Planning for the future is important and can be done in a variety of ways. You may want to test your farm’s financial resilience to negative events. You may want to analyze the impact of a large capital purchase on the farm’s financial picture. Farmcaster can help you analyze any ‘what-if’ scenarios that you can come up with.
First, Farmcaster needs to establish how the farm’s financial future would look like with average performance and no significant capital or operational changes. This is what we call the forecast. Your farm’s financial forecast is an unbiased, realistic, and conservative look into the future, based on the average performance of the past. It can be too easy for optimists to predict a bumper crop, and it might be too easy for pessimists to write-off the farm’s ability to grow and thrive. A forecast takes out the human nature element of looking into the future. A forecast establishes the baseline that you will test your ‘what-if’ scenarios against.
By clicking on ‘generate forecast’ you are instructing the program to average the past 5 years (or as many as you have) of performance and calculate where the farm is tracking. Sometimes there needs to be some adjustments made to a forecast in order for it to be as accurate of a baseline as possible. These normalizing steps would take place at this point. Please refer to the blog post on forecasting to learn the ins-and-outs of ‘normalizing’ a forecast.
Now, with your established baseline forecast ready to go, it is time to put your scenarios to the test. The scenario planning tool is found within the forecast section of Farmcaster. Scenarios are entered as detailed or as ‘high-level’ as you prefer. Take caution to not get too detailed though, as one of the benefits of a scenario is that they are relatively quick and easy to do. If you like what you see with the early analysis, then it is time to go into a more detailed budget and operational plan. You will need to estimate the income statement effects of your scenario – things like increased or decreased income, and increased or decreased expenses – and the balance sheet effects or your scenario – things like the addition of capital assets and any loans associated with the purchase, and the increases to amortization/depreciation.

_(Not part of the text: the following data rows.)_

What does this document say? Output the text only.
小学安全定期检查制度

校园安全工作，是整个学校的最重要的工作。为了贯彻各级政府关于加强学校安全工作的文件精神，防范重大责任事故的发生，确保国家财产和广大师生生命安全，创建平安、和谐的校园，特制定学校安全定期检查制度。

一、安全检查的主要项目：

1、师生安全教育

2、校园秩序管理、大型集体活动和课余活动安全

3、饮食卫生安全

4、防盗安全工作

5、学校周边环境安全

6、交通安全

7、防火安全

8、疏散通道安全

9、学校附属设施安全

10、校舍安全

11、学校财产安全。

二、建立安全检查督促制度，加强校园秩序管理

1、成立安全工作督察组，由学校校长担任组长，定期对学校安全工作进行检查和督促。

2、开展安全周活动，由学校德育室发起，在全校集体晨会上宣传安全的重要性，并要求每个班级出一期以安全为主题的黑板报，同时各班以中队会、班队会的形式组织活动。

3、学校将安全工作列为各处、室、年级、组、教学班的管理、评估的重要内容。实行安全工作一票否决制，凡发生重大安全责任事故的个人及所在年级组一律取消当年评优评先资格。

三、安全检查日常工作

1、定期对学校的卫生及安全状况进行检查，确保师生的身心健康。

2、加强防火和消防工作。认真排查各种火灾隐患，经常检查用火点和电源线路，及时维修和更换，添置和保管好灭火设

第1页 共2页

Once you have entered the partial budgets, it is time to look at the effects on your projected financial statements. In each scenario you create, Farmcaster will show you a projected Income Statement, Balance Sheet, Debt Servicing Schedule, and Amortization Schedule. These are the numbers presented in chart/table format. However, one of the most impactful ways to view your scenario results is by accessing the financial ratios from the ‘Reports’ menu. Here, you can view the 19 ratios and indicators that Farmcaster calculates for you. Your scenarios that are associated with your most recent forecast will be displayed on the graphs. Here you can visualize the impact that your scenario will have on the farm. You can compare this performance against the past performance of the farm, the forecast, targets you set, industry standards and if you’ve subscribed as a Premium user, against the benchmarks in the Farmcaster Network. Scenario planning is a key management practise to start using on your farm. Starting with your established baseline of current performance, you can see the impact of your ideas, plans, and hypothetical events on your farm’s performance. This enables you to make the best plans and decisions for your farm.